Is Global Income Inequality Growing or Declining?
If I were to ask you this question, how would you respond? I think that you’d be wise to seek clarification and say: “It depends on how you define ‘global income inequality.'” If you look at each country one by one, you’ll find income inequality growing within a large number of them, including the United States.
But, if you look at the world as a whole and measure income from this aggregate scale, you’ll find income inequality declining. Here’s why:
“The main thing that is driving this is rapid income growth in China and southern Asia,” says Dr. Glenn Firebaugh, professor of sociology and demography, and author of the book, “The New Geography of Global Income Inequality, ” published [in 2003] by Harvard University Press.

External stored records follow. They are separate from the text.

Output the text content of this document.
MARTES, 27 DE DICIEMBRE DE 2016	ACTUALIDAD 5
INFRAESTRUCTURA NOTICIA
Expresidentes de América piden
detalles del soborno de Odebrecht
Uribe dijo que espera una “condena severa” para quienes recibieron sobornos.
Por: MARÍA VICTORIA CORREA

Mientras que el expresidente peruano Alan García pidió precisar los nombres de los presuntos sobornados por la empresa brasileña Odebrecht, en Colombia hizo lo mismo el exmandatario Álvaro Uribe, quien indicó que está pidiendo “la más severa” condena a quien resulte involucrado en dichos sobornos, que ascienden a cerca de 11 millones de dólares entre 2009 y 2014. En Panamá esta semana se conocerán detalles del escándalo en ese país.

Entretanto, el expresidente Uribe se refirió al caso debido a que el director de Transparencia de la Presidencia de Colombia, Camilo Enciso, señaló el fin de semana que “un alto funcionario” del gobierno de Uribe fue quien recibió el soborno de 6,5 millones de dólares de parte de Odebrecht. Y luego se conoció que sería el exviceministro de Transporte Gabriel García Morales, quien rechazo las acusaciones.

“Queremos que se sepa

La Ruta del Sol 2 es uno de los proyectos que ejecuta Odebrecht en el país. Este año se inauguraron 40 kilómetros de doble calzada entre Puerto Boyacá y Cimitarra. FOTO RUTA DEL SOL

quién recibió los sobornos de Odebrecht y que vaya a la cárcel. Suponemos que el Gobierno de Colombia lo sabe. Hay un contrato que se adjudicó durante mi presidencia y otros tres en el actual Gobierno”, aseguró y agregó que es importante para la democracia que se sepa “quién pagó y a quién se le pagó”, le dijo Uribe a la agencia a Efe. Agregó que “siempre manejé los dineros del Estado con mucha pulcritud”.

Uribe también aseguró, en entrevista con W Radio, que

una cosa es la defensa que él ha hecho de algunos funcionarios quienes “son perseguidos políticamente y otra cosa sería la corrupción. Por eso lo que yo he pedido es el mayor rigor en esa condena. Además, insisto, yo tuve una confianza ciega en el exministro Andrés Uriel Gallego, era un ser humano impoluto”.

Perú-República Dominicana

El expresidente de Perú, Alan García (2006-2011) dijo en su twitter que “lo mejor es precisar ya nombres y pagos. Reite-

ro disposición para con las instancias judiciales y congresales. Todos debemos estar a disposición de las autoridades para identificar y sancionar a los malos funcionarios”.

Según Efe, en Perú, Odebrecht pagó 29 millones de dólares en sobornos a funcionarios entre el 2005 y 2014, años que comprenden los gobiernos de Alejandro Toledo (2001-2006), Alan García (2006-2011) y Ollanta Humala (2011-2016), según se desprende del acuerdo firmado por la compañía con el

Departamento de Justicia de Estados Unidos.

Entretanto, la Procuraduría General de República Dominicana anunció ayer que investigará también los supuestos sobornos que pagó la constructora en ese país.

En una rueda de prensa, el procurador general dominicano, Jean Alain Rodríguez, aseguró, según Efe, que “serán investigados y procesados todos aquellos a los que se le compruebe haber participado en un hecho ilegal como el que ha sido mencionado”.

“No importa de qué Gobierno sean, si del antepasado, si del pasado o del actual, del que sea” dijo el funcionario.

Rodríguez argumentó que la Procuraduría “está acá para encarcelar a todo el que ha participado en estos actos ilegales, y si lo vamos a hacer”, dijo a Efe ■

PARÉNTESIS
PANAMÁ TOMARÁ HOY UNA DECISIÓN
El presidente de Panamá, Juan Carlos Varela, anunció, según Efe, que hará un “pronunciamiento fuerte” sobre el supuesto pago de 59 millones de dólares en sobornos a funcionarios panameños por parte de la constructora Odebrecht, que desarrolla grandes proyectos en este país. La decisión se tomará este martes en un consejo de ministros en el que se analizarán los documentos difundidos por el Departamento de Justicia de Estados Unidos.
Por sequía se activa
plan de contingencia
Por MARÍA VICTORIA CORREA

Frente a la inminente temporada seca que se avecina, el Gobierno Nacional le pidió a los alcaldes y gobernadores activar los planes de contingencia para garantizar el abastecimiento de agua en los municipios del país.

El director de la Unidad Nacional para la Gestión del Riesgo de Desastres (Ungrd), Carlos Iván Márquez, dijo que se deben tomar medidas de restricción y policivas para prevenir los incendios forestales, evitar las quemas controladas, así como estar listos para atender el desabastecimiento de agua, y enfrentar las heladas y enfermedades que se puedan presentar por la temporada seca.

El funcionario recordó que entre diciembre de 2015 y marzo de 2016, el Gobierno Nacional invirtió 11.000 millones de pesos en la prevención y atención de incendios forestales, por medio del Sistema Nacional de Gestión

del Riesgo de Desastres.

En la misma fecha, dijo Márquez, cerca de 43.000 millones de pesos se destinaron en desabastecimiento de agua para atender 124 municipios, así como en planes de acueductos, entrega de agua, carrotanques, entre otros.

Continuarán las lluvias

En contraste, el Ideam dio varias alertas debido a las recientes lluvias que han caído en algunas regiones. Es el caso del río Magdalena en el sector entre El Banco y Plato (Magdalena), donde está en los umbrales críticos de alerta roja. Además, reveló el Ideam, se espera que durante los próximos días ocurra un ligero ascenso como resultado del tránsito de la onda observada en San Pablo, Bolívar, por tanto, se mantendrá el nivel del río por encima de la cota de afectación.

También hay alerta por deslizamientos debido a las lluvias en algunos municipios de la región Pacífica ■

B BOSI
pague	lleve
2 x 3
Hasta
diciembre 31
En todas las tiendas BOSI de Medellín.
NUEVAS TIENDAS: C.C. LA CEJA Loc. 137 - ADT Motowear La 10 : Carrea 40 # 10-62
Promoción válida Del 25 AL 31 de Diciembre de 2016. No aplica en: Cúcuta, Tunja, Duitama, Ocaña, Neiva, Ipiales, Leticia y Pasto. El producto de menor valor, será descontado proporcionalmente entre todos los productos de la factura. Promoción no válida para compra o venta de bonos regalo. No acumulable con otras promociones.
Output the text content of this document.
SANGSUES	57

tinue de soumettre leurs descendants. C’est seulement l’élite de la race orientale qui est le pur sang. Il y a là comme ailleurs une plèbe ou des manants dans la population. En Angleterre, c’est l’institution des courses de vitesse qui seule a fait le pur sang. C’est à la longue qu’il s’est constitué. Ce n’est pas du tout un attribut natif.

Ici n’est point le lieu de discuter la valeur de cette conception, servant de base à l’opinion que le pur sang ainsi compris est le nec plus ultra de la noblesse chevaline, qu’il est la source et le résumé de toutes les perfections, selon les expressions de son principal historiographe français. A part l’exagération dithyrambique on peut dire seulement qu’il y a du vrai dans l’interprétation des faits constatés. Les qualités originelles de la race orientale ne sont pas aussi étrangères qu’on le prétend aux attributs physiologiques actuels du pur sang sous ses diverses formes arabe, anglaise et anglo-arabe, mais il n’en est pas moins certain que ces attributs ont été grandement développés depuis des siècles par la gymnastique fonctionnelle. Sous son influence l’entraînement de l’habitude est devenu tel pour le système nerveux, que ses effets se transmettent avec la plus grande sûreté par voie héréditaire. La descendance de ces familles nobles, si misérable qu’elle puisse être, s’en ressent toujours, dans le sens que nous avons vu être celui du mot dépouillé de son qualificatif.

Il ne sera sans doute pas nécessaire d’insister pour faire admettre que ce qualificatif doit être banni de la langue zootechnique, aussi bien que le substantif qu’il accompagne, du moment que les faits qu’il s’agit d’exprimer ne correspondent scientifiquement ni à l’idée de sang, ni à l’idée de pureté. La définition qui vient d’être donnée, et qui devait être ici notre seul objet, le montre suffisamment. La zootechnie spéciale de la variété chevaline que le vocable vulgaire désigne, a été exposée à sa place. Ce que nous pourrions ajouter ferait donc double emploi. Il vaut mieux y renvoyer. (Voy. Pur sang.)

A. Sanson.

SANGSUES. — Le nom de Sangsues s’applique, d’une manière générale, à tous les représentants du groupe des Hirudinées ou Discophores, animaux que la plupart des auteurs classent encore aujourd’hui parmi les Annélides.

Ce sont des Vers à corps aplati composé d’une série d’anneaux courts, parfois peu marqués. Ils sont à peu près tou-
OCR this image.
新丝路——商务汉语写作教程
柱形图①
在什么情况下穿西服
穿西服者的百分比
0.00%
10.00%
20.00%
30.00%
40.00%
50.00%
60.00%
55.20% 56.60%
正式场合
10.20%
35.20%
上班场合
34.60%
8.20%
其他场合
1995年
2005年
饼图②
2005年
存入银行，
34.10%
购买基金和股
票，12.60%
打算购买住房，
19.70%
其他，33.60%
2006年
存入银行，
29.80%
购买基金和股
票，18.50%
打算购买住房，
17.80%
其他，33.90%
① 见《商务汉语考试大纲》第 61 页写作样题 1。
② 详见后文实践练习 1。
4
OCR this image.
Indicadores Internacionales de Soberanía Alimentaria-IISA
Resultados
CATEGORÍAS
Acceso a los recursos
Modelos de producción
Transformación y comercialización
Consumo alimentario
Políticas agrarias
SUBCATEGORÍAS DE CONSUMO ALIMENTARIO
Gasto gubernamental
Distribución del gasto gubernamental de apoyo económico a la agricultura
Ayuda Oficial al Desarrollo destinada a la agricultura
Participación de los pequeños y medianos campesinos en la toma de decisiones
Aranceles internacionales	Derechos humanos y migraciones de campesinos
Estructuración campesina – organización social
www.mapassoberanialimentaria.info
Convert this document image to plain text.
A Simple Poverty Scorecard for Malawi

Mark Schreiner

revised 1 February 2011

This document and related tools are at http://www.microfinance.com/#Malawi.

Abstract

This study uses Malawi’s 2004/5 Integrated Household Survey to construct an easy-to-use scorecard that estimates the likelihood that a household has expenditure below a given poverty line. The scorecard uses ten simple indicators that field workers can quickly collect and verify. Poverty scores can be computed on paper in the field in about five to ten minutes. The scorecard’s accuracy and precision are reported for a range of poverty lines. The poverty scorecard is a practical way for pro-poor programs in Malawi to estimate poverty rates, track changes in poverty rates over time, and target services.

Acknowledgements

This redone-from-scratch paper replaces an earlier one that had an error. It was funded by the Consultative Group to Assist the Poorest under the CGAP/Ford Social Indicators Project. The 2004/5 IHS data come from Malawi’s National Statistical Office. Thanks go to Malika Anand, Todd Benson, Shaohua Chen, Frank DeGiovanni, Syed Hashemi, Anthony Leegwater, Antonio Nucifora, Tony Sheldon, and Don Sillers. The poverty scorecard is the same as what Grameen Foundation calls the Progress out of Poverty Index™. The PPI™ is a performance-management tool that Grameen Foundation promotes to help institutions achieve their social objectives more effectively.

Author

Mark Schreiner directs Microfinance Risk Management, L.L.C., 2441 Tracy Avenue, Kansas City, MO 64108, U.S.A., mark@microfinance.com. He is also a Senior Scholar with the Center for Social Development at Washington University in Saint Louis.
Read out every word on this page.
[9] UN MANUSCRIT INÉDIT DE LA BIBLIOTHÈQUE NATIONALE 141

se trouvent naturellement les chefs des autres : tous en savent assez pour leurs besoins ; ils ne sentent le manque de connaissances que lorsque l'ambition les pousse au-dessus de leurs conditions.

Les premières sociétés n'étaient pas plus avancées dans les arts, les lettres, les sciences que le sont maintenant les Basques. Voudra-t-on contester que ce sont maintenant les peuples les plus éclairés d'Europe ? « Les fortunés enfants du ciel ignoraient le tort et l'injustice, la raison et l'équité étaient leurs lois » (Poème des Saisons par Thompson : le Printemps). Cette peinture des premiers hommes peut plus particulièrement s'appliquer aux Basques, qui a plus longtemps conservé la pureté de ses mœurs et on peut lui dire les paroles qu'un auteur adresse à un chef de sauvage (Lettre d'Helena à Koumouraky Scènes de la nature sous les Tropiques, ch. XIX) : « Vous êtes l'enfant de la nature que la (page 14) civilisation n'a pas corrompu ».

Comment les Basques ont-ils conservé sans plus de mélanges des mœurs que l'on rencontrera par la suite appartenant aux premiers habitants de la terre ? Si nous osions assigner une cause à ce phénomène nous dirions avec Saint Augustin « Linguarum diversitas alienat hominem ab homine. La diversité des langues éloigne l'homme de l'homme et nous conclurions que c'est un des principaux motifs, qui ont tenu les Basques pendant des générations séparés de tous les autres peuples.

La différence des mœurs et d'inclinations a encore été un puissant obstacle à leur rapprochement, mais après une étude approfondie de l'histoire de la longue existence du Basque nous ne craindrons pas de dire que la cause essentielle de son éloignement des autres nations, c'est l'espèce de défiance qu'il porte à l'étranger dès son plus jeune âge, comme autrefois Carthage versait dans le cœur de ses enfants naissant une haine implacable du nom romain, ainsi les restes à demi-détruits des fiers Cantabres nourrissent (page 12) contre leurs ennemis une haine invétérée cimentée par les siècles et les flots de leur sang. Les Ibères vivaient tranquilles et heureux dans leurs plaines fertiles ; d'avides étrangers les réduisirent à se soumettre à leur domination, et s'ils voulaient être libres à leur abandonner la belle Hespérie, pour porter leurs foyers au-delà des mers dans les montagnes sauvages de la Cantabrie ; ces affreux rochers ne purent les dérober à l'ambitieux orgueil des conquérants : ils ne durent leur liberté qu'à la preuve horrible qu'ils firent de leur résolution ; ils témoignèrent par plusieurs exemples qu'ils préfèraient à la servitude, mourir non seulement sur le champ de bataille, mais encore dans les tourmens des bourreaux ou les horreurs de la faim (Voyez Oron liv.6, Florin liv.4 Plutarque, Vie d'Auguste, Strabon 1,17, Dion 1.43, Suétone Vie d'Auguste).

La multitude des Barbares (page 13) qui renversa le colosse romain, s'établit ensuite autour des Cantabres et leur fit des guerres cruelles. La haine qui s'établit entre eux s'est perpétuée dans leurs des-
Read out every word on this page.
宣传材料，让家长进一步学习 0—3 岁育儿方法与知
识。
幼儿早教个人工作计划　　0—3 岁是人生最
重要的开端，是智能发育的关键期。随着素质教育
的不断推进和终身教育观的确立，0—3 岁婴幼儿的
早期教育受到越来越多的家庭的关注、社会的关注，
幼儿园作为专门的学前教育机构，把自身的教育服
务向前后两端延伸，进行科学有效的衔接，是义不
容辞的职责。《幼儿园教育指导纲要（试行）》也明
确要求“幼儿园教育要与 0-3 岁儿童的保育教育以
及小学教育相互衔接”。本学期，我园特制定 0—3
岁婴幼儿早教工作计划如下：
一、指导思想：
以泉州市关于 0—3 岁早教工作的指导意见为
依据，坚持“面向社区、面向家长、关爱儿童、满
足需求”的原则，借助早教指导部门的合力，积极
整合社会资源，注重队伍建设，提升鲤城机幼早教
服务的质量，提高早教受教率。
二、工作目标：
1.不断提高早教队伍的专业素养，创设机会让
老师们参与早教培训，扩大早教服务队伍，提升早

“On average, incomes world wide are increasing at a little less than 2 percent a year, but China is increasing at about 6 percent,” Firebaugh explains. “About 40 percent of the world’s population lives in China or south Asia, and with such a substantial portion of the world’s population moving up in income, this has been compressing income inequality worldwide.
“This represents a turnaround over historic trends,” he adds. “Over the 19th century and the first half of the 20th, global income inequality exploded, but in the last 25 to 30 years it has been on the decline. This is a real sea change in global income inequality.”
Xavier Sala-i-Martin of Columbia has similar data.
I highlight these statistics not only because they’re among the most interesting bits that I learned in the fall semester, but also because the Chinese economy’s been in the news lately:
Economic growth in China accelerated to 9.5 percent in the fourth quarter, computed from the year-earlier period, while inflation slowed, the National Bureau of Statistics said Tuesday. Chinese officials promised to maintain controls on speculators, but took no new measures to temper economic growth.
But just nine months after the Chinese economy seemed on the verge of an upward spiral of higher wages and prices, Beijing appears to have kept growth at a brisk pace while bringing inflation under control. Still, private-sector and academic economists are deeply divided over whether inflation can remain low, as Chinese leaders have eased some of the controls they imposed last spring.
Growth had declined to 9.1 percent in the third quarter, compared with the year-earlier period, and had been expected to fall further in the fourth.
The growth rate for all of 2004 was also 9.5 percent, despite the government’s stated goal of lowering growth from the 9.3 percent pace of 2003 to try to calm inflation.
Given these trends, it should come as no surprise that the Chinese are currently the most optimistic people in the world about the global economy, their national economy, and their family’s economic conditions:
As the Program on International Policy Attitudes points out, the Chinese are the exception, since “most are pessimistic about the global economy.” Indeed, even the gaps between China and India are likely greater now: the survey was completed mostly before the tsunami.